Consent under the GPDR must always be informed, opt-in, freely-given and verifiable (meaning you must be able to prove that you collected valid consent). Read more about the GDPR here.
The EU’s ePrivacy Directive (Cookie Law) sets the rules for electronic privacy, including email marketing and cookie usage. The ePrivacy works alongside the GDPR, and is still in force today. If you have EU-based users the ePrivacy (or Cookie Law) applies whether or not your business is based in the EU.
The ePrivacy Directive/Cookie Law states that you must have the informed consent of EU-based users before you can store cookies on a user’s device and/or tracking them.

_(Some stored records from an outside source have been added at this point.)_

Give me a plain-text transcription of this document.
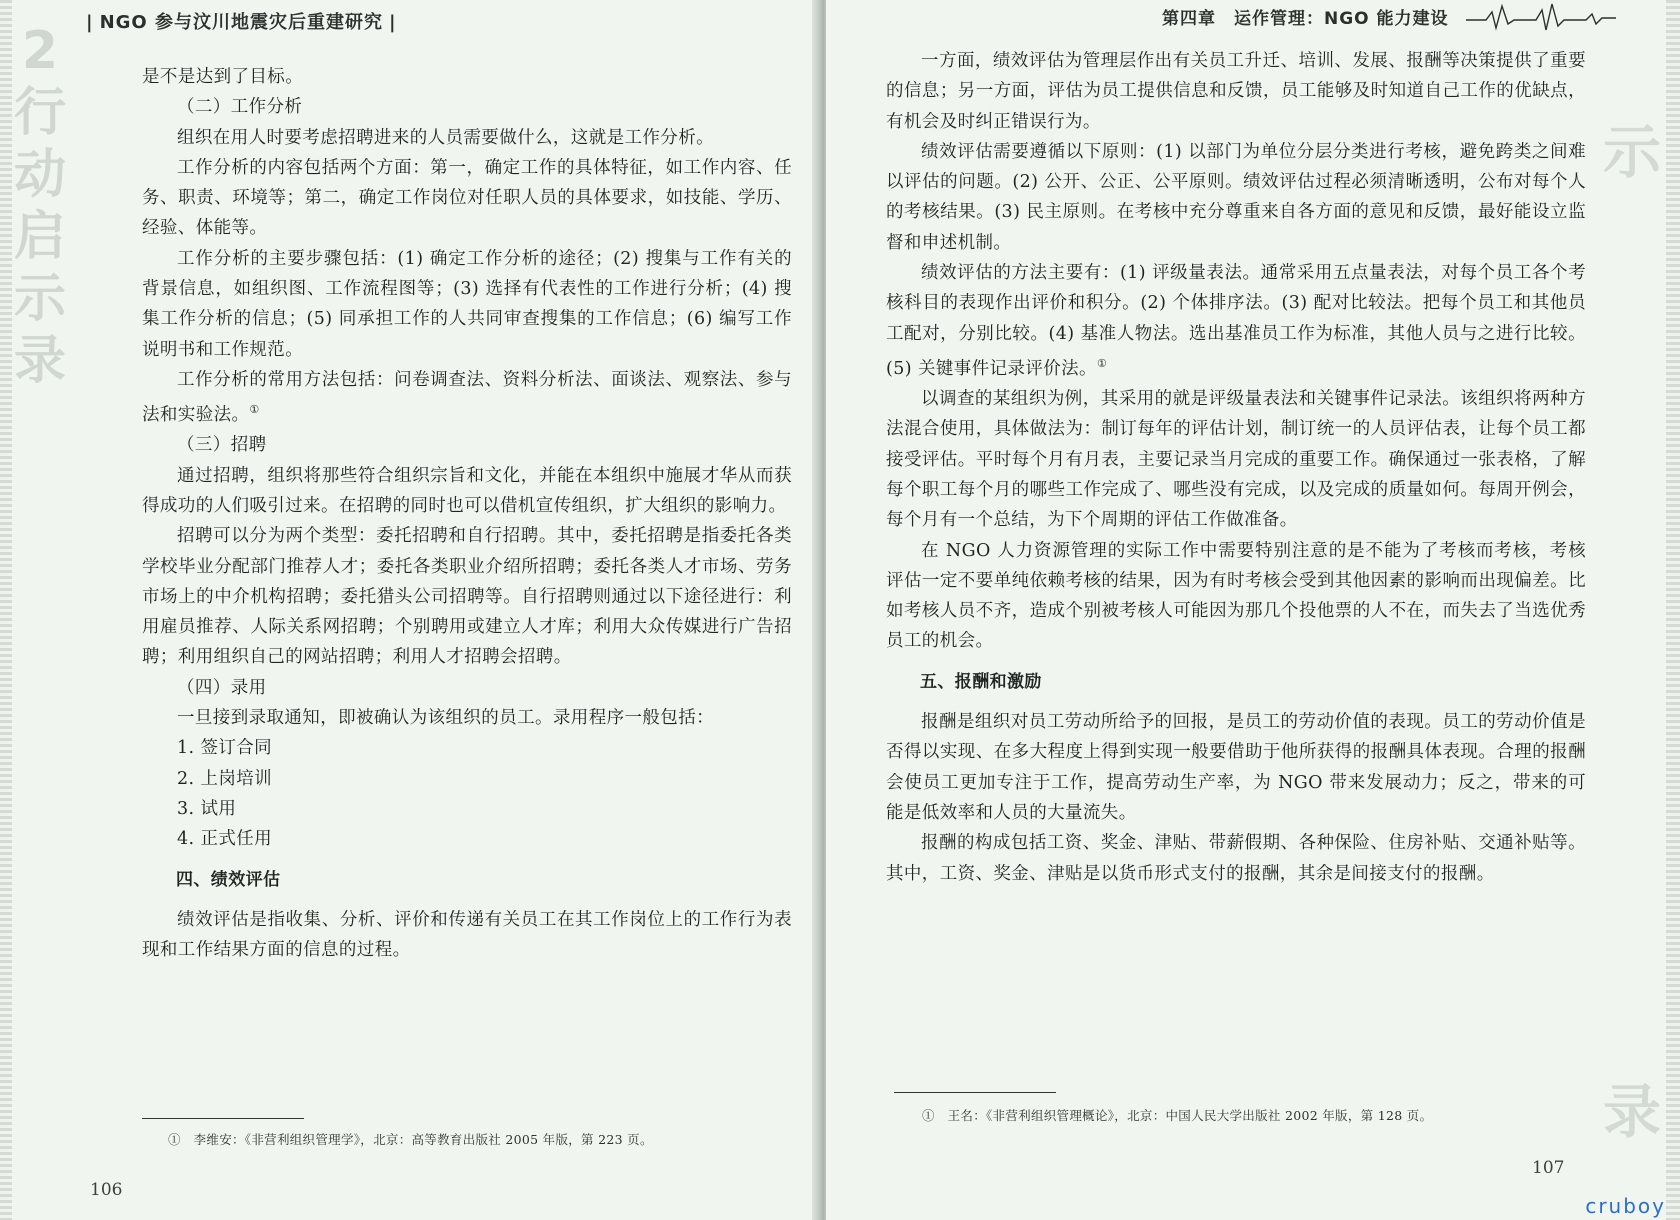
2
行
动
启
示
录
| NGO 参与汶川地震灾后重建研究 |

是不是达到了目标。

（二）工作分析

组织在用人时要考虑招聘进来的人员需要做什么，这就是工作分析。

工作分析的内容包括两个方面：第一，确定工作的具体特征，如工作内容、任务、职责、环境等；第二，确定工作岗位对任职人员的具体要求，如技能、学历、经验、体能等。

工作分析的主要步骤包括：(1) 确定工作分析的途径；(2) 搜集与工作有关的背景信息，如组织图、工作流程图等；(3) 选择有代表性的工作进行分析；(4) 搜集工作分析的信息；(5) 同承担工作的人共同审查搜集的工作信息；(6) 编写工作说明书和工作规范。

工作分析的常用方法包括：问卷调查法、资料分析法、面谈法、观察法、参与法和实验法。①

（三）招聘

通过招聘，组织将那些符合组织宗旨和文化，并能在本组织中施展才华从而获得成功的人们吸引过来。在招聘的同时也可以借机宣传组织，扩大组织的影响力。

招聘可以分为两个类型：委托招聘和自行招聘。其中，委托招聘是指委托各类学校毕业分配部门推荐人才；委托各类职业介绍所招聘；委托各类人才市场、劳务市场上的中介机构招聘；委托猎头公司招聘等。自行招聘则通过以下途径进行：利用雇员推荐、人际关系网招聘；个别聘用或建立人才库；利用大众传媒进行广告招聘；利用组织自己的网站招聘；利用人才招聘会招聘。

（四）录用

一旦接到录取通知，即被确认为该组织的员工。录用程序一般包括：

1. 签订合同

2. 上岗培训

3. 试用

4. 正式任用

四、绩效评估

绩效评估是指收集、分析、评价和传递有关员工在其工作岗位上的工作行为表现和工作结果方面的信息的过程。

①　李维安：《非营利组织管理学》，北京：高等教育出版社 2005 年版，第 223 页。
106
第四章 运作管理：NGO 能力建设
示
录

一方面，绩效评估为管理层作出有关员工升迁、培训、发展、报酬等决策提供了重要的信息；另一方面，评估为员工提供信息和反馈，员工能够及时知道自己工作的优缺点，有机会及时纠正错误行为。

绩效评估需要遵循以下原则：(1) 以部门为单位分层分类进行考核，避免跨类之间难以评估的问题。(2) 公开、公正、公平原则。绩效评估过程必须清晰透明，公布对每个人的考核结果。(3) 民主原则。在考核中充分尊重来自各方面的意见和反馈，最好能设立监督和申述机制。

绩效评估的方法主要有：(1) 评级量表法。通常采用五点量表法，对每个员工各个考核科目的表现作出评价和积分。(2) 个体排序法。(3) 配对比较法。把每个员工和其他员工配对，分别比较。(4) 基准人物法。选出基准员工作为标准，其他人员与之进行比较。(5) 关键事件记录评价法。①

以调查的某组织为例，其采用的就是评级量表法和关键事件记录法。该组织将两种方法混合使用，具体做法为：制订每年的评估计划，制订统一的人员评估表，让每个员工都接受评估。平时每个月有月表，主要记录当月完成的重要工作。确保通过一张表格，了解每个职工每个月的哪些工作完成了、哪些没有完成，以及完成的质量如何。每周开例会，每个月有一个总结，为下个周期的评估工作做准备。

在 NGO 人力资源管理的实际工作中需要特别注意的是不能为了考核而考核，考核评估一定不要单纯依赖考核的结果，因为有时考核会受到其他因素的影响而出现偏差。比如考核人员不齐，造成个别被考核人可能因为那几个投他票的人不在，而失去了当选优秀员工的机会。

五、报酬和激励

报酬是组织对员工劳动所给予的回报，是员工的劳动价值的表现。员工的劳动价值是否得以实现、在多大程度上得到实现一般要借助于他所获得的报酬具体表现。合理的报酬会使员工更加专注于工作，提高劳动生产率，为 NGO 带来发展动力；反之，带来的可能是低效率和人员的大量流失。

报酬的构成包括工资、奖金、津贴、带薪假期、各种保险、住房补贴、交通补贴等。其中，工资、奖金、津贴是以货币形式支付的报酬，其余是间接支付的报酬。

①　王名：《非营利组织管理概论》，北京：中国人民大学出版社 2002 年版，第 128 页。
107
cruboy
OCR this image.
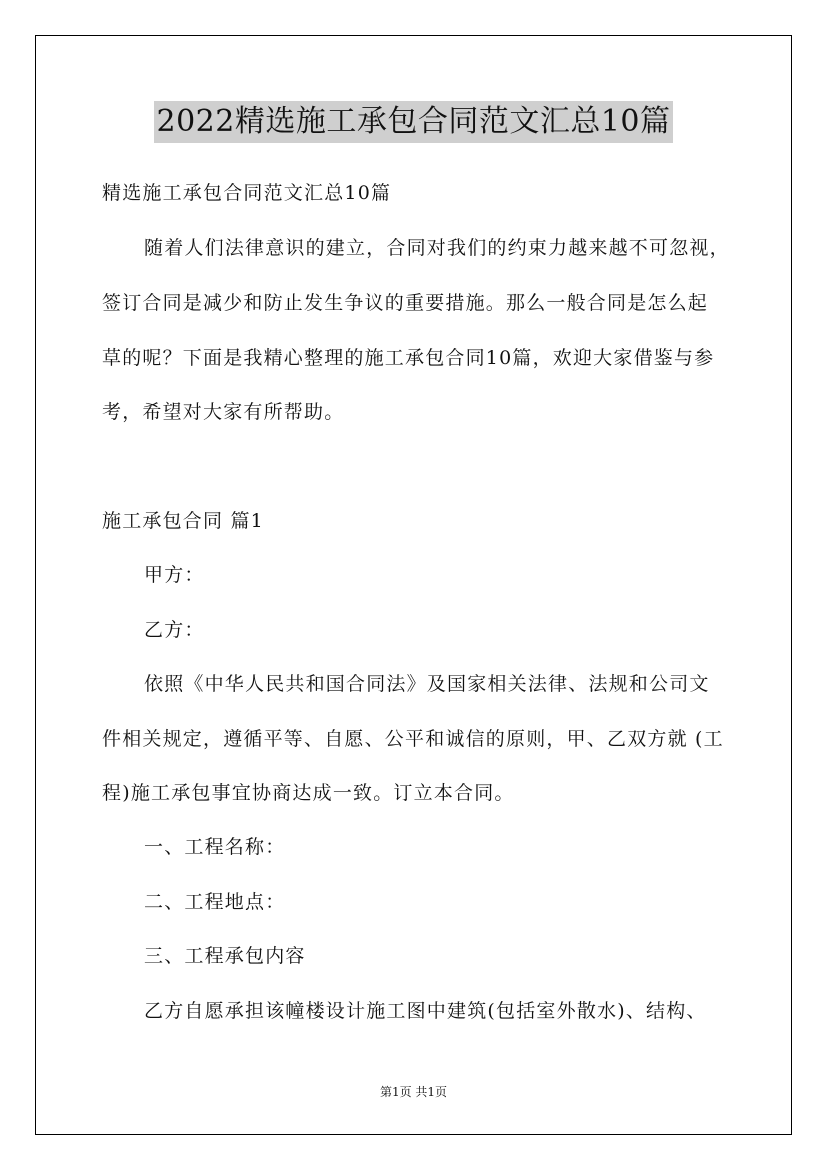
2022精选施工承包合同范文汇总10篇
精选施工承包合同范文汇总10篇
随着人们法律意识的建立，合同对我们的约束力越来越不可忽视，
签订合同是减少和防止发生争议的重要措施。那么一般合同是怎么起
草的呢？下面是我精心整理的施工承包合同10篇，欢迎大家借鉴与参
考，希望对大家有所帮助。
施工承包合同 篇1
甲方：
乙方：
依照《中华人民共和国合同法》及国家相关法律、法规和公司文
件相关规定，遵循平等、自愿、公平和诚信的原则，甲、乙双方就 (工
程)施工承包事宜协商达成一致。订立本合同。
一、工程名称：
二、工程地点：
三、工程承包内容
乙方自愿承担该幢楼设计施工图中建筑(包括室外散水)、结构、
第1页 共1页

A cookie is a small piece of data that is sent from a website or app and often stored on a user’s computer via their web browser. Many of the apps, widgets and services you use on your website (e.g. analytics, social logins, share buttons, payment services) run cookie scripts or similar technologies.
Multiple regions/ other countries
Generally, where the laws of multiple countries apply, including countries outside the US or EU, it’s often safest to apply the strictest applicable standards (currently GDPR standards). However, be sure to look out for any legally or technically specific requirements of the other laws that might also apply.
For example, in cases where both the GDPR and CCPA , while following GDPR guidelines will, in principle, mean that you’re meeting many of the CCPA’s requirements, the CCPA has its own distinct disclosure requirements such as the Notice of Collection, which will need to be specifically addressed).
Determining which laws apply to you
As a general rule of thumb, you should comply with the laws of the country in which you base your operations, as well as those of the country (or countries) your site targets.